By Lloyd Omdahl
“America will never be a socialist nation,” prophesied President Trump in his Feb.5 State of the Union Address. He may have been wrong about some things in the past but this time he is absolutely right.
Communism will never work anywhere in the world as long as human beings are human beings. It failed because we are greedy and selfish. Therefore, we do not subscribe to the Marxist idea of “from each according to his ability, to each according to his needs” no matter what the early Christians did. It doesn’t work.
Socialism would demand the same selflessness required for communism. Properly defined, socialism is a system of social organization that advocates the vesting of the ownership and control of the means of production and distribution of capital and land in the government.
With the new Democratic Congress, advocates for government solutions for the problems of society have been brought into the national dialogue, e.g. Medicare for all, free college for all, etc. etc. None of these dreamers have proposed that the government nationalize the means of production or ownership of land.
Since 2016, the popularity of the Democratic Socialists of America (the real ones) has grown from 5,000 members to 60,000. Polls show that many younger Americans think socialism is better than capitalism. But never fear. Greed is an impregnable barrier to common ownership.
Of course, all of this talk about socialism does not scare North Dakotans any more than a 60-mile wind blowing 10 inches of snow. We have two trophies that look like socialism – the North Dakota Mill and Elevator and the Bank of North Dakota. But they do not make North Dakota a socialist state.

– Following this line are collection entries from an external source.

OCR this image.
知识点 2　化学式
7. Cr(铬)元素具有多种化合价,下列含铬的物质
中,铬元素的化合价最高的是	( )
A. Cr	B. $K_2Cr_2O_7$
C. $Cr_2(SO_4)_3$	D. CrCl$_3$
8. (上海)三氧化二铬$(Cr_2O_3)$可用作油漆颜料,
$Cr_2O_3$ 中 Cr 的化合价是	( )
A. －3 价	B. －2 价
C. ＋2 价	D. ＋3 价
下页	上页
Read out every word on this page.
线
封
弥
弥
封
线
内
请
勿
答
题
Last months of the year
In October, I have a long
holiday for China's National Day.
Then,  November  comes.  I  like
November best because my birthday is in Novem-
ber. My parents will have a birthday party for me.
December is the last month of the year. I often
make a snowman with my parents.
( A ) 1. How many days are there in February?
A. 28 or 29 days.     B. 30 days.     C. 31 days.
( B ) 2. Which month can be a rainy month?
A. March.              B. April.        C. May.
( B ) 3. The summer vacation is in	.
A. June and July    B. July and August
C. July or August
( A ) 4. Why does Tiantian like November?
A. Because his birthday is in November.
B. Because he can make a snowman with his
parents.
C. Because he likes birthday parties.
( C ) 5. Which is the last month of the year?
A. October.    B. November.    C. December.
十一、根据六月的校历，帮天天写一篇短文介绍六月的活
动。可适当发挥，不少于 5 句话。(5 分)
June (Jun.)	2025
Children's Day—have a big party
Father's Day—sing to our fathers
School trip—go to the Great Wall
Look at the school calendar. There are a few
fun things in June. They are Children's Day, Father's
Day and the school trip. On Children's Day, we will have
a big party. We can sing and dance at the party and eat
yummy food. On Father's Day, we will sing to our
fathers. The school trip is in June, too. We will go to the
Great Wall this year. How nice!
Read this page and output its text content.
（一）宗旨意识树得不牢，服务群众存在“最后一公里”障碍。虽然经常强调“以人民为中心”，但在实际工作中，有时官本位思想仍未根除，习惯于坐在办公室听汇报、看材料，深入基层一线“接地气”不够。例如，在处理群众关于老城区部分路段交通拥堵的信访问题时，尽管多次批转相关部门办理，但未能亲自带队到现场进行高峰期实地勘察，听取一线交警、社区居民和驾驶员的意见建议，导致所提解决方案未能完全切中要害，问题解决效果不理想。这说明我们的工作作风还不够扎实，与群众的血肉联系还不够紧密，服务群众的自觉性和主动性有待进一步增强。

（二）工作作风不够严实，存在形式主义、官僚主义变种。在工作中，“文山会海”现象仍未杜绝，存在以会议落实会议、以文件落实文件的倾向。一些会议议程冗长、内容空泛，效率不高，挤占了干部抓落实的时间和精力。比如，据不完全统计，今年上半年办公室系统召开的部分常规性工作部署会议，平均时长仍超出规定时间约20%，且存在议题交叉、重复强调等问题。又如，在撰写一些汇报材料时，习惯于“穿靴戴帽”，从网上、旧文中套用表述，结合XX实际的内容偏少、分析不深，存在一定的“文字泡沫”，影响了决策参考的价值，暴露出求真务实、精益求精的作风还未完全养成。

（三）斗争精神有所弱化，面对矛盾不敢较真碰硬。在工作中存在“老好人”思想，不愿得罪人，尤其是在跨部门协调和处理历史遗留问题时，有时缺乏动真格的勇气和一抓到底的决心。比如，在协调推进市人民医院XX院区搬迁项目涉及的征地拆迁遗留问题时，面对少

What is being proposed by the new left is not communism or socialism. It is within the context of being a national community in which we demonstrate our concern for each other and acknowledge that we are all in the U.S.A. together.
Our national community of concerns include defense (big military), care of nature (national parks & dams), a guaranteed retirement (social security), health care (Medicare and Medicaid) and scores of other services assumed at the national level, most of which were labelled as socialism at the outset.
They hardly rise to the level of socialism but are demonstrations of concerns as a community for the well-being of the nation and its people. Advocates of more government apparently feel that as a community we should create and expand services.
While a paradigm of communities for the national and state governments is difficult for some to grasp, the concept gets easier when we localize it. In fact, our counties, towns and churches function within the concept of community without thinking about it.
At the local level where we live, community building becomes more important, especially when it comes inclusion and exclusion. Because the United States is so big, we find it easy to exclude people we don’t like at the national level. Every new immigration, from the Irish Catholics in the 1840s to the Chinese in 1924, has been hard to digest. However, we eventually accepted them in the national community.
So the new left proposals are not socialism but a matter of determining how far we want to go in building a national caring community. How much defense do we need? How much health care do we need? How much of nature should we preserve? How many immigrants can we handle?
Answers to these and other questions can be done as a caring national community without being either communist or socialist.